Además, la adaptación también debía lidiar con las dificultades inherentes al texto, pues García Pereda escribe su drama asumiendo fórmulas propias de los medios audiovisuales e intenta, más que construir una acción, narrar un estado. Esta narraturgia provoca que el final de Aire siempre de viaje resulte un tanto estático, quizás falto de una mayor dramaticidad, aunque se entiende que ese anticlímax sería el precio a pagar por la autora para transmitir al público su forma de entender las relaciones.

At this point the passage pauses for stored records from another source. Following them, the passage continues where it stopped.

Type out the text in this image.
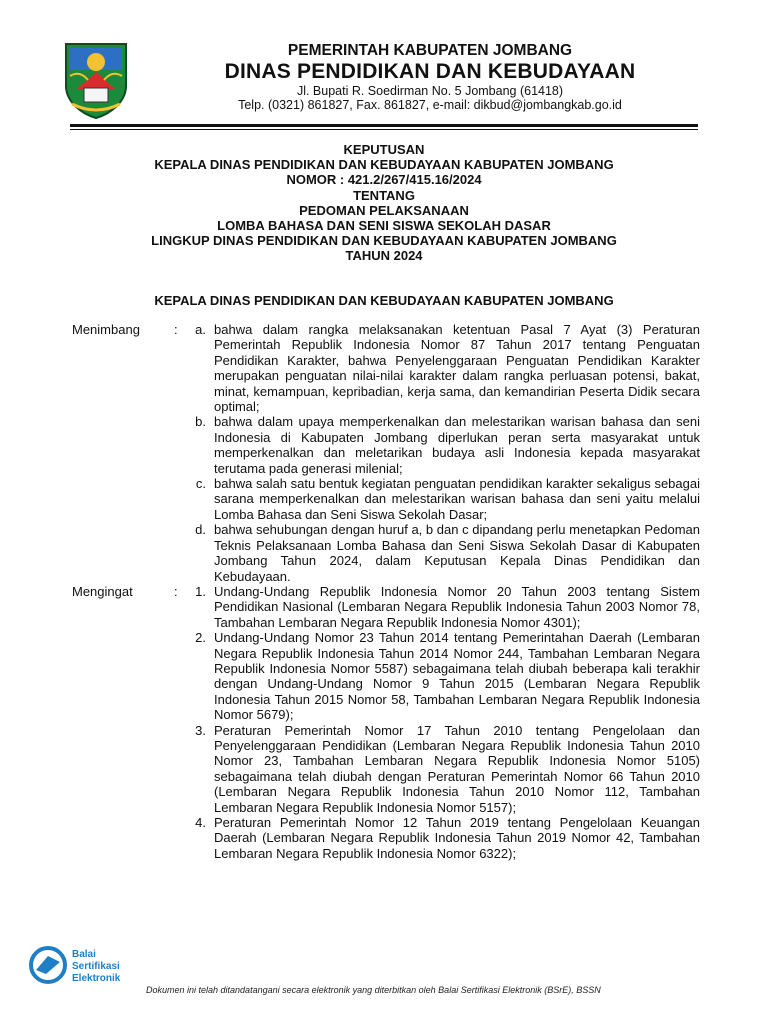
PEMERINTAH KABUPATEN JOMBANG
DINAS PENDIDIKAN DAN KEBUDAYAAN
Jl. Bupati R. Soedirman No. 5 Jombang (61418)
Telp. (0321) 861827, Fax. 861827, e-mail: dikbud@jombangkab.go.id
KEPUTUSAN
KEPALA DINAS PENDIDIKAN DAN KEBUDAYAAN KABUPATEN JOMBANG
NOMOR : 421.2/267/415.16/2024
TENTANG
PEDOMAN PELAKSANAAN
LOMBA BAHASA DAN SENI SISWA SEKOLAH DASAR
LINGKUP DINAS PENDIDIKAN DAN KEBUDAYAAN KABUPATEN JOMBANG
TAHUN 2024
KEPALA DINAS PENDIDIKAN DAN KEBUDAYAAN KABUPATEN JOMBANG
Menimbang	:	a. bahwa dalam rangka melaksanakan ketentuan Pasal 7 Ayat (3) Peraturan Pemerintah Republik Indonesia Nomor 87 Tahun 2017 tentang Penguatan Pendidikan Karakter, bahwa Penyelenggaraan Penguatan Pendidikan Karakter merupakan penguatan nilai-nilai karakter dalam rangka perluasan potensi, bakat, minat, kemampuan, kepribadian, kerja sama, dan kemandirian Peserta Didik secara optimal;
b. bahwa dalam upaya memperkenalkan dan melestarikan warisan bahasa dan seni Indonesia di Kabupaten Jombang diperlukan peran serta masyarakat untuk memperkenalkan dan meletarikan budaya asli Indonesia kepada masyarakat terutama pada generasi milenial;
c. bahwa salah satu bentuk kegiatan penguatan pendidikan karakter sekaligus sebagai sarana memperkenalkan dan melestarikan warisan bahasa dan seni yaitu melalui Lomba Bahasa dan Seni Siswa Sekolah Dasar;
d. bahwa sehubungan dengan huruf a, b dan c dipandang perlu menetapkan Pedoman Teknis Pelaksanaan Lomba Bahasa dan Seni Siswa Sekolah Dasar di Kabupaten Jombang Tahun 2024, dalam Keputusan Kepala Dinas Pendidikan dan Kebudayaan.
Mengingat	:	1. Undang-Undang Republik Indonesia Nomor 20 Tahun 2003 tentang Sistem Pendidikan Nasional (Lembaran Negara Republik Indonesia Tahun 2003 Nomor 78, Tambahan Lembaran Negara Republik Indonesia Nomor 4301);
2. Undang-Undang Nomor 23 Tahun 2014 tentang Pemerintahan Daerah (Lembaran Negara Republik Indonesia Tahun 2014 Nomor 244, Tambahan Lembaran Negara Republik Indonesia Nomor 5587) sebagaimana telah diubah beberapa kali terakhir dengan Undang-Undang Nomor 9 Tahun 2015 (Lembaran Negara Republik Indonesia Tahun 2015 Nomor 58, Tambahan Lembaran Negara Republik Indonesia Nomor 5679);
3. Peraturan Pemerintah Nomor 17 Tahun 2010 tentang Pengelolaan dan Penyelenggaraan Pendidikan (Lembaran Negara Republik Indonesia Tahun 2010 Nomor 23, Tambahan Lembaran Negara Republik Indonesia Nomor 5105) sebagaimana telah diubah dengan Peraturan Pemerintah Nomor 66 Tahun 2010 (Lembaran Negara Republik Indonesia Tahun 2010 Nomor 112, Tambahan Lembaran Negara Republik Indonesia Nomor 5157);
4. Peraturan Pemerintah Nomor 12 Tahun 2019 tentang Pengelolaan Keuangan Daerah (Lembaran Negara Republik Indonesia Tahun 2019 Nomor 42, Tambahan Lembaran Negara Republik Indonesia Nomor 6322);
Balai
Sertifikasi
Elektronik
Dokumen ini telah ditandatangani secara elektronik yang diterbitkan oleh Balai Sertifikasi Elektronik (BSrE), BSSN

Esto da lugar a que el director tome ciertos riesgos: Casonales resuelve preservar la originalidad en cuanto a la disposición del espacio y del tiempo del texto, y, si bien lo hace con soltura, con decisiones que denotan un buen conocimiento del tipo de teatro que dirige –uno personal, con pocos medios de financiación, básico-, al usar siempre los mismos hallazgos, como el manejo de la iluminación para coaligar colores y sensaciones -o la colocación de los actores en los extremos con luz tenue en los momentos aparentemente más íntimos-, se debilita la reformulación del tema del amor que caracteriza al texto original y se pasa, hacia el final del montaje, a una reiteración escénica.
No obstante, en este viaje perenne que es el teatro se agradece un soplo de aire fresco: ya se sabe que nadie nace sabido. La autora tiene amplio margen de mejora para alcanzar cotas más destacadas, porque posee calidad suficiente tanto para mantener las virtudes de Aire siempre de viaje como para ir indagando sobre su ideal dramático. Mientras tanto, el crítico -¡el lector!- podrá “revisitar” este viaje de tintes bizantinos, mezcolanza de unas vicisitudes propias de Persiles y Sigismunda, viaje mediante, y de algunos brochazos de arte abstracto. El interés de describir Aire siempre de viaje reside, por tanto, en que estamos ante un texto teatral cuya esencia pertenece, sin ambages, al siglo XXI, más que en el detalle formal. Eso no se suele ver todavía en los escenarios, y, al menos, facilita algo fundamental: la discusión. Tal posibilidad, se sea un admirador del teatro lopista o un obseso del teatro de Xarxa Teatre, habita en Aire siempre de viaje de Sara García Pereda. Incluso aunque falle la tecnología.